A história é a seguinte: no dia 31 de julho foi um domingo de sol e de festa no Em Afonso Cláudio. Na pracinha, o palanque coalhado de autoridades esperava a chegada do governador. E na mesma pracinha encontrava-se à venda a edição 17 de
Posição, que continha uma certa matéria:
Élcio Álvares, campeão de impeachments.
“Pela segunda vez em menos de um ano, o governador do Espírito Santo foi obrigado a enfrentar um pedido de ‘impeachment’, recorde pouco invejável na carreira de um político”.
Na edição seguinte,
Violência revelaria um certo fleuma afonsoclaudense ante o chefe do Estado: “Exatamente às oito horas, chegava o governador Élcio Álvares […]. Nesse momento, o eufórico locutor dava início à sua esfuziante narração: ‘E aí vem o governador Élcio Álvares. Vamos todos cantar um parabéns para a sua administração’. Ninguém cantou”.

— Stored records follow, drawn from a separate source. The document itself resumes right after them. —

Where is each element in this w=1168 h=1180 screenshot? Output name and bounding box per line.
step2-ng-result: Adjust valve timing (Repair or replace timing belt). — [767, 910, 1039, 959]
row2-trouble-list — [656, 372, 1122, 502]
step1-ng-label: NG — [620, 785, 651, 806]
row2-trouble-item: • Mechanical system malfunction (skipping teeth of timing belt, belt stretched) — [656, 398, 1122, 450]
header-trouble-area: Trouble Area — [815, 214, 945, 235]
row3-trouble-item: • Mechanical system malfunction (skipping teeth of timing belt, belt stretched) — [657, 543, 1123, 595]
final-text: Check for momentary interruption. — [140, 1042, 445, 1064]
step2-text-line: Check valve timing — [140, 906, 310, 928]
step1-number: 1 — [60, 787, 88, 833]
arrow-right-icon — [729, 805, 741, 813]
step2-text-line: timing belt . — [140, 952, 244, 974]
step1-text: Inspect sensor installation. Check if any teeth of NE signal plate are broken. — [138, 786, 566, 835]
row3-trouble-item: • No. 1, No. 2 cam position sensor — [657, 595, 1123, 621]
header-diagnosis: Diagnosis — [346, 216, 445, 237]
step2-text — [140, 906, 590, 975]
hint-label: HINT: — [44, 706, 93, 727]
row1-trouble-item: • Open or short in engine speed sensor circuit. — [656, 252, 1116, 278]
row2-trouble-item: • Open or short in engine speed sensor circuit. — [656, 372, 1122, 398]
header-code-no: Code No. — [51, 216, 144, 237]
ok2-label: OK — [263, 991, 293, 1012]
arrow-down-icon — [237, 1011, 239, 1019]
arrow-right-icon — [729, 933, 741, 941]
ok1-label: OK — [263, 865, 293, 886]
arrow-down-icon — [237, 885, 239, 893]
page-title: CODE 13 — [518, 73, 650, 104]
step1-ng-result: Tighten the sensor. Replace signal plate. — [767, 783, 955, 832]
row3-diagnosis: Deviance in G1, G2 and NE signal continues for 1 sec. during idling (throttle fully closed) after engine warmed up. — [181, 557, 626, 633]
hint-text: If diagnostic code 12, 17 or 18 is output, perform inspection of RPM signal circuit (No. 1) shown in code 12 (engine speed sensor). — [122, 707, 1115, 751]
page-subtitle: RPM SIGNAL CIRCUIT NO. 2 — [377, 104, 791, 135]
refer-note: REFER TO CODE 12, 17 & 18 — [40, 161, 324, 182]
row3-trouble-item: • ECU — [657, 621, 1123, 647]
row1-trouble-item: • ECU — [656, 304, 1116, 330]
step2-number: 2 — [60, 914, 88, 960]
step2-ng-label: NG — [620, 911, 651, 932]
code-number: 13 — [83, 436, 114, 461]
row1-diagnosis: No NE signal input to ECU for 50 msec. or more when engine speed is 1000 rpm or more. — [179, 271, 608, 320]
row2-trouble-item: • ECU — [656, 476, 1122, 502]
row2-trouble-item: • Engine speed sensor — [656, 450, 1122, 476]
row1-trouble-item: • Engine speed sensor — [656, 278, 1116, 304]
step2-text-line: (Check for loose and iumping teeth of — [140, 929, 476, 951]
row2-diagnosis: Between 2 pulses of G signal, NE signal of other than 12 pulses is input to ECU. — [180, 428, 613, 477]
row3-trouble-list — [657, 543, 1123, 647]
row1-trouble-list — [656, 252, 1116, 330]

A carta acima foi reproduzida ao final da matéria: naquele domingo de sol e de festa Élcio Álvares ordenara a apreensão de 30 exemplares de Posição. O texto também reproduziu gorjeios do governador que o deputado ainda lança pelo ares do Plenário Dirceu Cardoso: “Infeliz do líder que julga ser o dono da verdade. E o governador do Espírito Santo, uma criatura sensível, é um homem que de forma alguma tentou, em qualquer momento impor sua verdade. Ele é em todos os momentos um autêntico professor das liberdades democráticas”.
Se Élcio é ou não um autêntico professor das liberdades democráticas, pouco importa. O importante mesmo é isto: ele é bom pagador?